Kalangan intelektual
yang mendukung kebijakan tidak popular ini bahkan masih ada yang menyepelekan
kenaikan harga BBM Rp. 2000. Alasannya cukup rasional, Negara butuh banyak
infrastruktur pendidikan dan kesehatan dari pada habis dibakar, digunakan
sia-sia untuk subsidi BBM.
Analogi Pak Mamat Tukang Kebun
Dalam menyederhanakan
perumpamaan, kita analogikan kehidupan Pak Mamat yang bekerja sebagai tukang
kebun. Pak Mamat adalah rakyat kecil yang akan mengalami langsung dari kenaikan
BBM.
Pak Mamat punya tiga
orang anak, dan ketiga-tiganya masih duduk dibangku sekolah. Kebutuhan sekolah
anak-anak, mulai dari baju seragam, perlengkapan tulis sampai uang jajan harus
dipenuhi pak Mamat. Sebagai penopang kebutuhan rumah tangga, syukurnya pak
Mamat dibantu istri berjualan kue di kampungnya.
Sebelumnya dengan
pendapatan yang pas-pasan Pak Mamat sesekali mampu memenuhi kebutuhan gizi
keluarganya, dengan membeli telur, susu dan kebutuhan lain. Karena pendapatan
dari berkebun tidak seberapa, namun penghasilan istri yang berjualan kue sangat
membantu untuk memenuhi kebutuhan sabun mandi, sabun cuci, kebutuhan dapur dan
seterusnya.
Tiba-tiba harga BBM
naik Rp. 2000. Pak Mamat menjadi pusing mengatur kembali pembelanjaan rumah
tangganya. Bila hanya BBM saja naik Rp. 2000 tidak jadi soal, masalahnya
kenaikan itu mendorong semua barang kebutuhan menjadi melonjak naik.
Pak Mamat bingung,
jangankan untuk memenuhi gizi kelurga dengan membeli telur dan susu, untuk beli
makanan pokok saja menjadi susah. Pak Mamat bertanya pada pedagang, kenapa
harus naik harganya? Pedagang menjawab, karena BBM naik pak, apa urusannya BBM
naik dengannya naiknya harga telur, susu dan lain-lain, kata pak Mamat. Telur
dan susu inikan adanya di kampung sebelah pak, untuk diangkut kesini kan pakai
transport, biaya transport kan naik karena BBM naik.
Di samping itu ayam
Ras yang menghasilkan telur inikan butuh pakan. Pakannya dijual oleh perusahaan
di kampung sebelahnya lagi, sehingga mendatangkan pakan juga harus pakai transport.

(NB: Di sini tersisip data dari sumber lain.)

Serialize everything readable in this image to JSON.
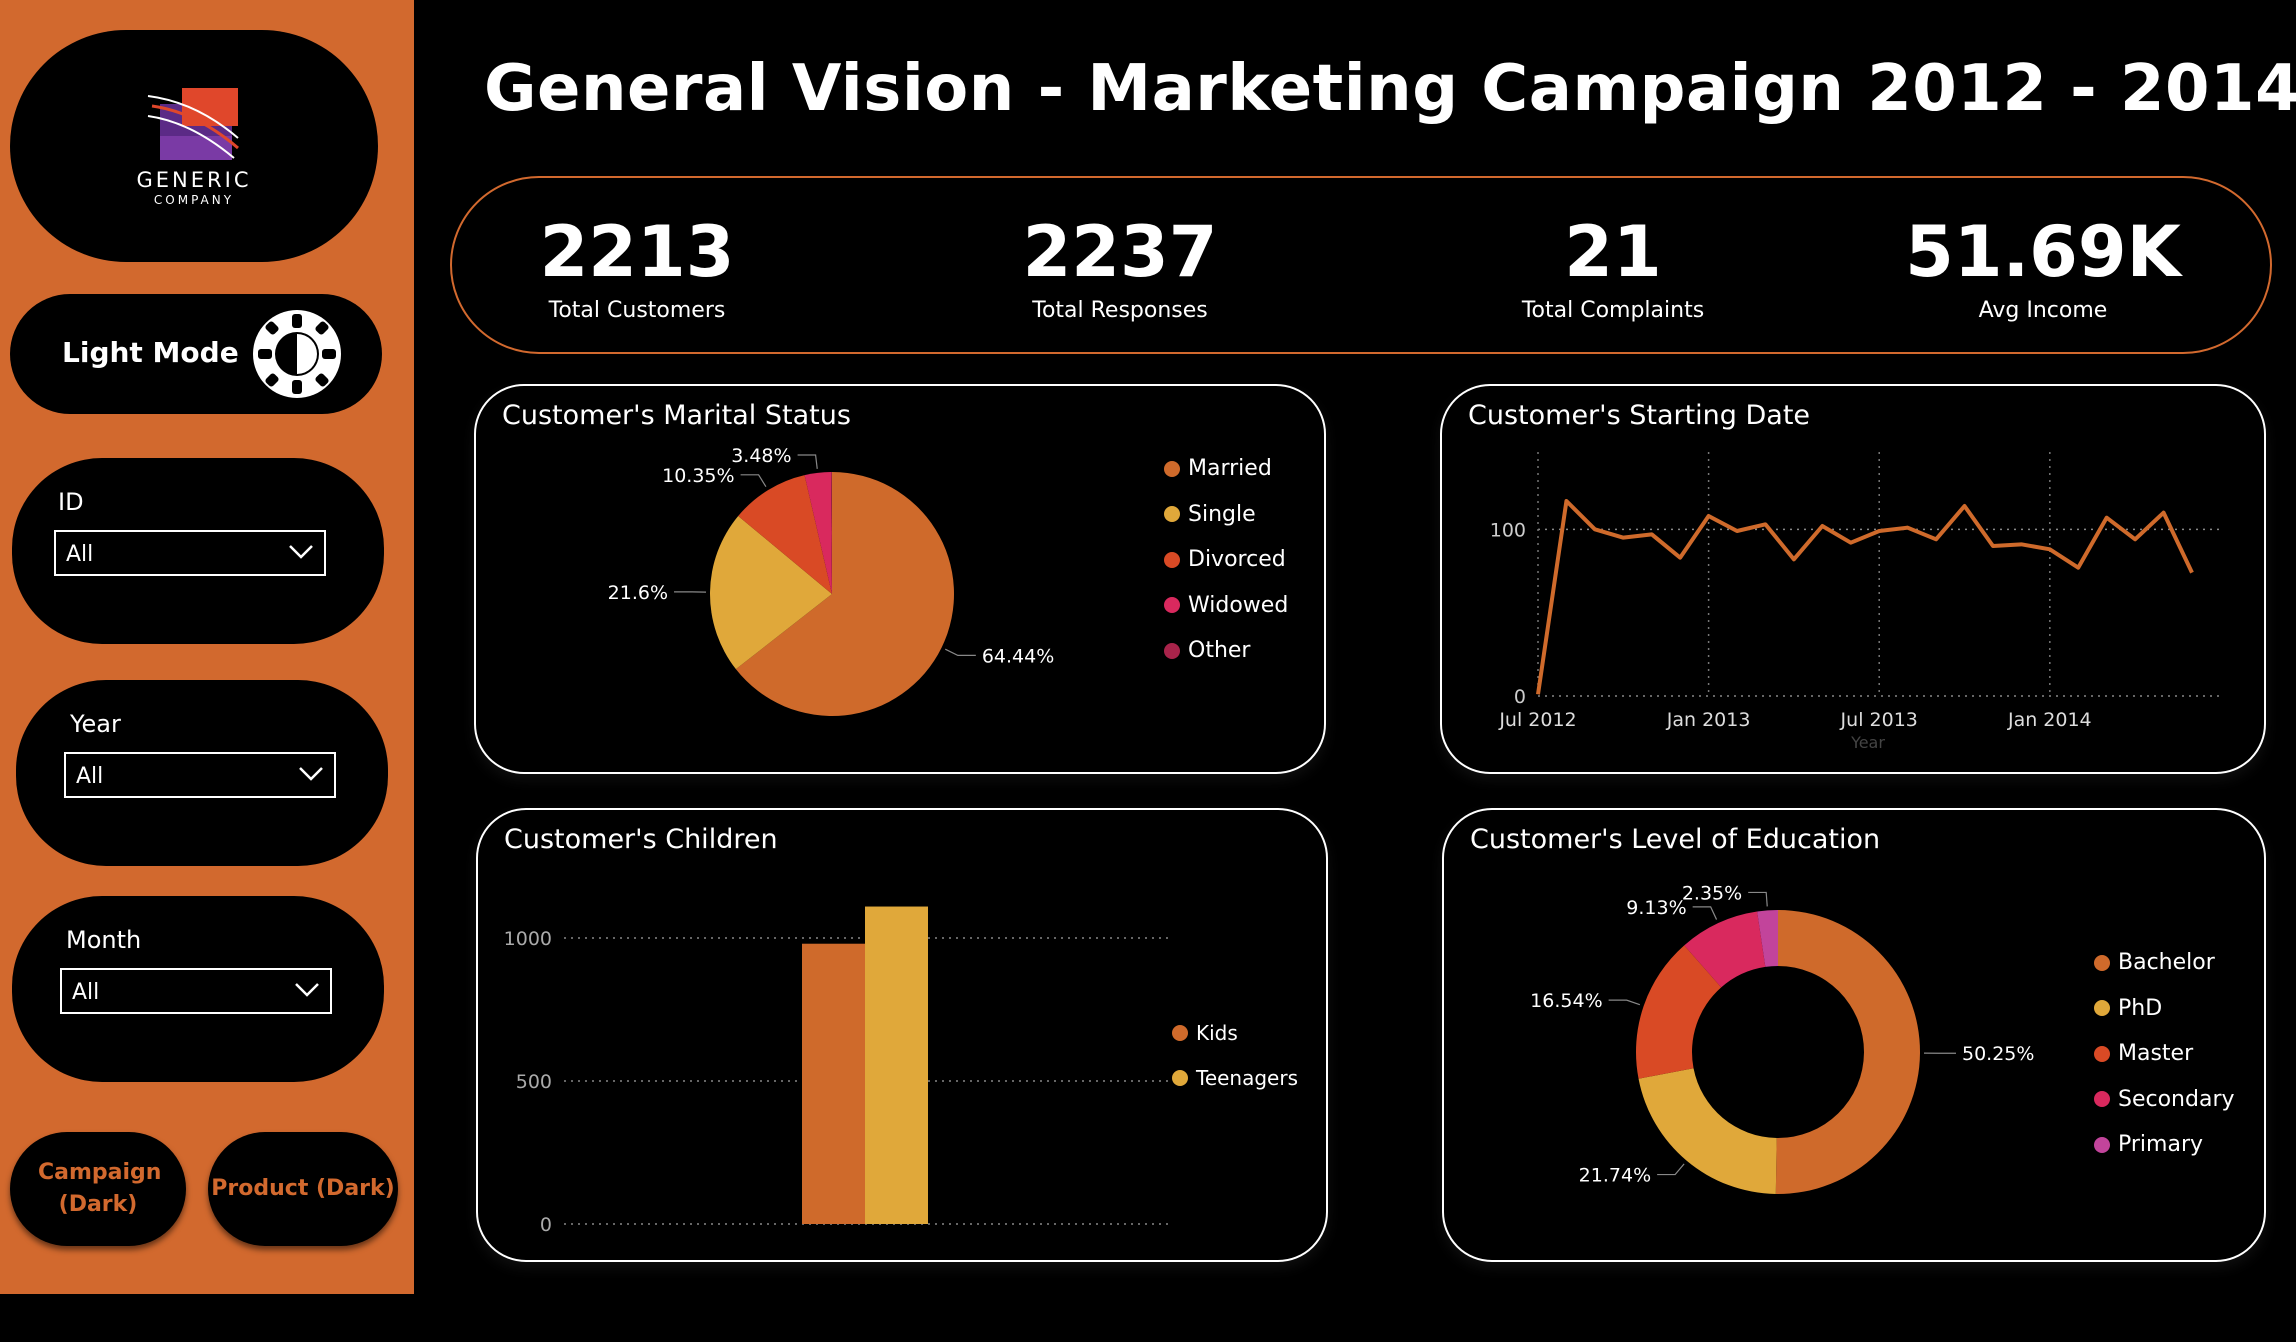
{
  "app": {
    "title": "General Vision - Marketing Campaign 2012 - 2014",
    "logo": {
      "line1": "GENERIC",
      "line2": "COMPANY"
    }
  },
  "sidebar": {
    "mode_toggle": {
      "label": "Light Mode",
      "icon": "half-moon-gear-icon"
    },
    "filters": [
      {
        "label": "ID",
        "value": "All"
      },
      {
        "label": "Year",
        "value": "All"
      },
      {
        "label": "Month",
        "value": "All"
      }
    ],
    "nav": {
      "campaign_label": "Campaign (Dark)",
      "product_label": "Product (Dark)"
    }
  },
  "kpis": [
    {
      "value": "2213",
      "label": "Total Customers"
    },
    {
      "value": "2237",
      "label": "Total Responses"
    },
    {
      "value": "21",
      "label": "Total Complaints"
    },
    {
      "value": "51.69K",
      "label": "Avg Income"
    }
  ],
  "colors": {
    "accent": "#d2692e",
    "orange": "#cf6a2b",
    "yellow": "#e0a83a",
    "red": "#d94a25",
    "crimson": "#d9295e",
    "dark_red": "#a8234a",
    "pink": "#c2449b"
  },
  "chart_data": [
    {
      "type": "pie",
      "title": "Customer's Marital Status",
      "categories": [
        "Married",
        "Single",
        "Divorced",
        "Widowed",
        "Other"
      ],
      "values": [
        64.44,
        21.6,
        10.35,
        3.48,
        0.13
      ],
      "labels": [
        "64.44%",
        "21.6%",
        "10.35%",
        "3.48%",
        ""
      ],
      "colors": [
        "#cf6a2b",
        "#e0a83a",
        "#d94a25",
        "#d9295e",
        "#a8234a"
      ],
      "legend": "right"
    },
    {
      "type": "line",
      "title": "Customer's Starting Date",
      "xlabel": "Year",
      "ylabel": "",
      "x_ticks": [
        "Jul 2012",
        "Jan 2013",
        "Jul 2013",
        "Jan 2014"
      ],
      "y_ticks": [
        "0",
        "100"
      ],
      "ylim": [
        0,
        150
      ],
      "x": [
        "2012-07",
        "2012-08",
        "2012-09",
        "2012-10",
        "2012-11",
        "2012-12",
        "2013-01",
        "2013-02",
        "2013-03",
        "2013-04",
        "2013-05",
        "2013-06",
        "2013-07",
        "2013-08",
        "2013-09",
        "2013-10",
        "2013-11",
        "2013-12",
        "2014-01",
        "2014-02",
        "2014-03",
        "2014-04",
        "2014-05",
        "2014-06"
      ],
      "values": [
        1,
        117,
        100,
        95,
        97,
        83,
        108,
        99,
        103,
        82,
        102,
        92,
        99,
        101,
        94,
        114,
        90,
        91,
        88,
        77,
        107,
        94,
        110,
        74
      ],
      "color": "#cf6a2b",
      "grid": true
    },
    {
      "type": "bar",
      "title": "Customer's Children",
      "categories": [
        ""
      ],
      "series": [
        {
          "name": "Kids",
          "values": [
            980
          ],
          "color": "#cf6a2b"
        },
        {
          "name": "Teenagers",
          "values": [
            1110
          ],
          "color": "#e0a83a"
        }
      ],
      "y_ticks": [
        "0",
        "500",
        "1000"
      ],
      "ylim": [
        0,
        1000
      ],
      "legend": "right"
    },
    {
      "type": "pie",
      "title": "Customer's Level of Education",
      "categories": [
        "Bachelor",
        "PhD",
        "Master",
        "Secondary",
        "Primary"
      ],
      "values": [
        50.25,
        21.74,
        16.54,
        9.13,
        2.35
      ],
      "labels": [
        "50.25%",
        "21.74%",
        "16.54%",
        "9.13%",
        "2.35%"
      ],
      "colors": [
        "#cf6a2b",
        "#e0a83a",
        "#d94a25",
        "#d9295e",
        "#c2449b"
      ],
      "legend": "right",
      "donut": true
    }
  ]
}
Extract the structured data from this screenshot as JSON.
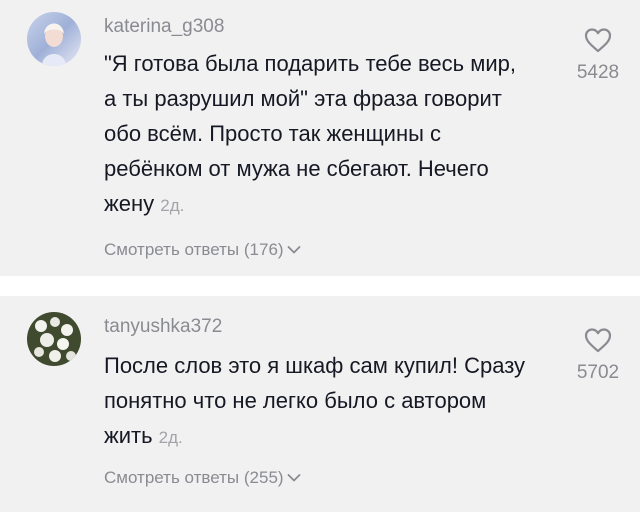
{
  "comments": [
    {
      "username": "katerina_g308",
      "text": "\"Я готова была подарить тебе весь мир, а ты разрушил мой\" эта фраза говорит обо всём. Просто так женщины с ребёнком от мужа не сбегают. Нечего жену",
      "age": "2д.",
      "replies_label": "Смотреть ответы (176)",
      "likes": "5428"
    },
    {
      "username": "tanyushka372",
      "text": "После слов это я шкаф сам купил! Сразу понятно что не легко было с автором жить",
      "age": "2д.",
      "replies_label": "Смотреть ответы (255)",
      "likes": "5702"
    }
  ],
  "colors": {
    "card_background": "#f1f1f2",
    "text": "#161823",
    "muted": "#8a8b91"
  },
  "icons": [
    "heart-outline-icon",
    "chevron-down-icon",
    "avatar"
  ]
}
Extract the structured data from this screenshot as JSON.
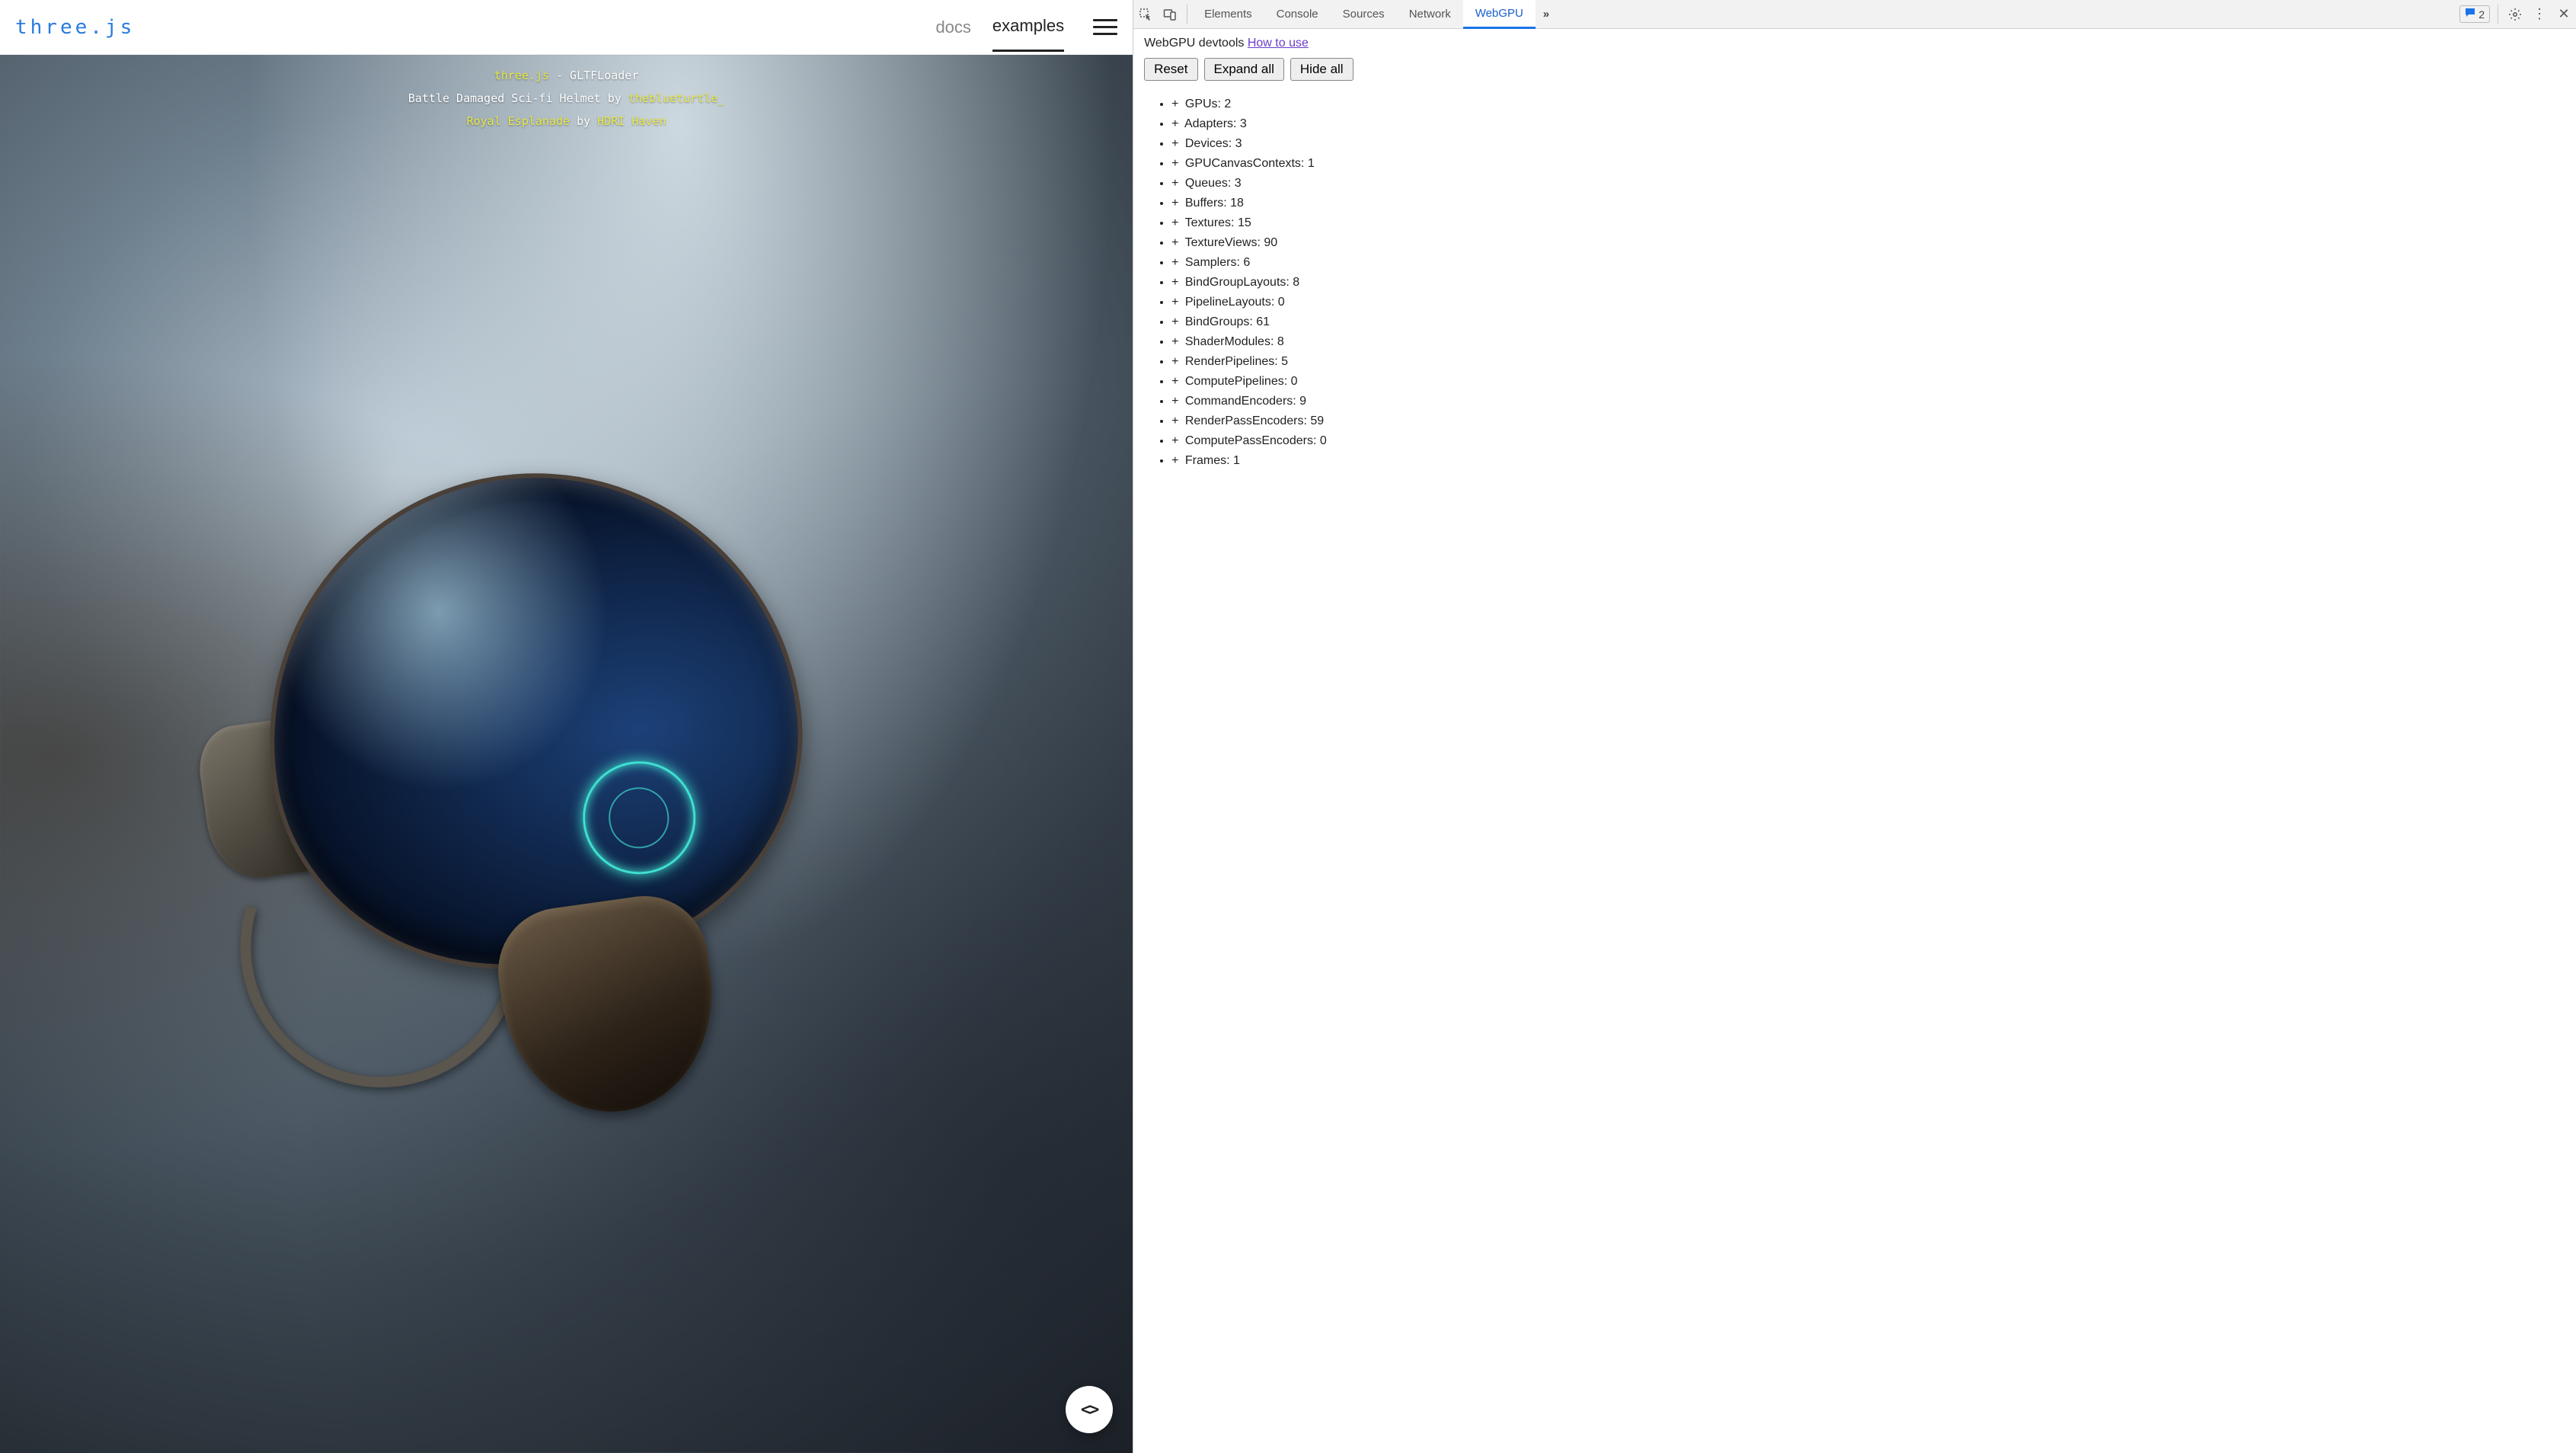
{
  "left": {
    "logo": "three.js",
    "nav": {
      "docs": "docs",
      "examples": "examples"
    },
    "overlay": {
      "line1_link": "three.js",
      "line1_rest": " - GLTFLoader",
      "line2_pre": "Battle Damaged Sci-fi Helmet by ",
      "line2_link": "theblueturtle_",
      "line3_link1": "Royal Esplanade",
      "line3_mid": " by ",
      "line3_link2": "HDRI Haven"
    },
    "source_btn": "<>"
  },
  "devtools": {
    "tabs": {
      "elements": "Elements",
      "console": "Console",
      "sources": "Sources",
      "network": "Network",
      "webgpu": "WebGPU",
      "overflow": "»"
    },
    "issue_count": "2",
    "panel": {
      "intro_text": "WebGPU devtools ",
      "intro_link": "How to use",
      "buttons": {
        "reset": "Reset",
        "expand": "Expand all",
        "hide": "Hide all"
      },
      "stats": [
        {
          "label": "GPUs",
          "value": 2
        },
        {
          "label": "Adapters",
          "value": 3
        },
        {
          "label": "Devices",
          "value": 3
        },
        {
          "label": "GPUCanvasContexts",
          "value": 1
        },
        {
          "label": "Queues",
          "value": 3
        },
        {
          "label": "Buffers",
          "value": 18
        },
        {
          "label": "Textures",
          "value": 15
        },
        {
          "label": "TextureViews",
          "value": 90
        },
        {
          "label": "Samplers",
          "value": 6
        },
        {
          "label": "BindGroupLayouts",
          "value": 8
        },
        {
          "label": "PipelineLayouts",
          "value": 0
        },
        {
          "label": "BindGroups",
          "value": 61
        },
        {
          "label": "ShaderModules",
          "value": 8
        },
        {
          "label": "RenderPipelines",
          "value": 5
        },
        {
          "label": "ComputePipelines",
          "value": 0
        },
        {
          "label": "CommandEncoders",
          "value": 9
        },
        {
          "label": "RenderPassEncoders",
          "value": 59
        },
        {
          "label": "ComputePassEncoders",
          "value": 0
        },
        {
          "label": "Frames",
          "value": 1
        }
      ]
    }
  }
}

Dengar-dengar, di perusahaan pakan juga sedang masalah pak, soalnya pengolahan
pakan masih gunakan BBM untuk produksi, sementara BBMkan naik, belum lagi
karyawan nuntut naik gaji. Maka satu-satunya jalan kalau perusahaan rasional
adalah menaikan harga produknya, yaitu untuk memenuhi naiknya biaya produksi
dan upah karyawan.
Semua barang kebutuhan
sehari-hari pak Mamat nasibnya sama dengan produk telur di atas. Sehingga,
harga sabun mandi, sabun cuci, harga beras, sayur, kebutuhan anak-anak sekolah semua
menjadi naik gara-gara Rp. 2000 rupiah.
Nasib Bu Mamat tidak
kalah pelik. Harga-harga kebutuhan untuk buat kue sekarang melonjak naik. Bu
mamat mau tidak mau harus menaikan harga jualan kuenya. Sementara langganan bu
Mamat juga mengalami persoalan ekonomi yang sama dengannya. Boro-boro beli kue,
untuk beli makanan pokok saja sekarang kesulitan, sehingga Bu Mamat mengurangi
penjualan kuenya.
Ada Bantuan Tunai
Pak Mamat diberi tahu
bahwa akan ada kompensasi dari kenaikan BBM itu dari pemerintah. Namun setelah
dihitung uang kompensasi itu hanya cukup untuk memenuhi kebutuhan satu bulan,
dengan pengiritan di sana sini. Uangnya sebagian disisihkan Bu Mamat untuk
modal beli bahan pembuatan kue. Masalahnya, langganan Bu Mamat tidak lagi mampu
membeli kue sebanyak sebelum BBM naik.
Dari waktu-kewaktu
masalah kenaikan harga BBM tidak lagi ramai dibicarakan orang. Di televisi yang
biasanya ramai bahas BBM sekarang tidak lagi. Mungkin bagi TV tidak menarik
lagi, masalah BBM sudah sering diulang.
Sepinya pembahasan
orang akan kenaikan Rp. 2000 harga BBM, bukan berarti kehidupan pak Mamat
kembali seperti semula. Pak Mamat yang bekerja sebagai tukang kebun harus
banting tulang memenuhi kebutuhan rumah tangganya dengan bekerja pada bidang
lain. Sehingga Pak Mamat sering sakit-sakitan karena kecapaian.
Pak Mamat masih bisa
bersyukur masih bisa bekerja memenuhi kebutuhan hidup dengan cara yang halal.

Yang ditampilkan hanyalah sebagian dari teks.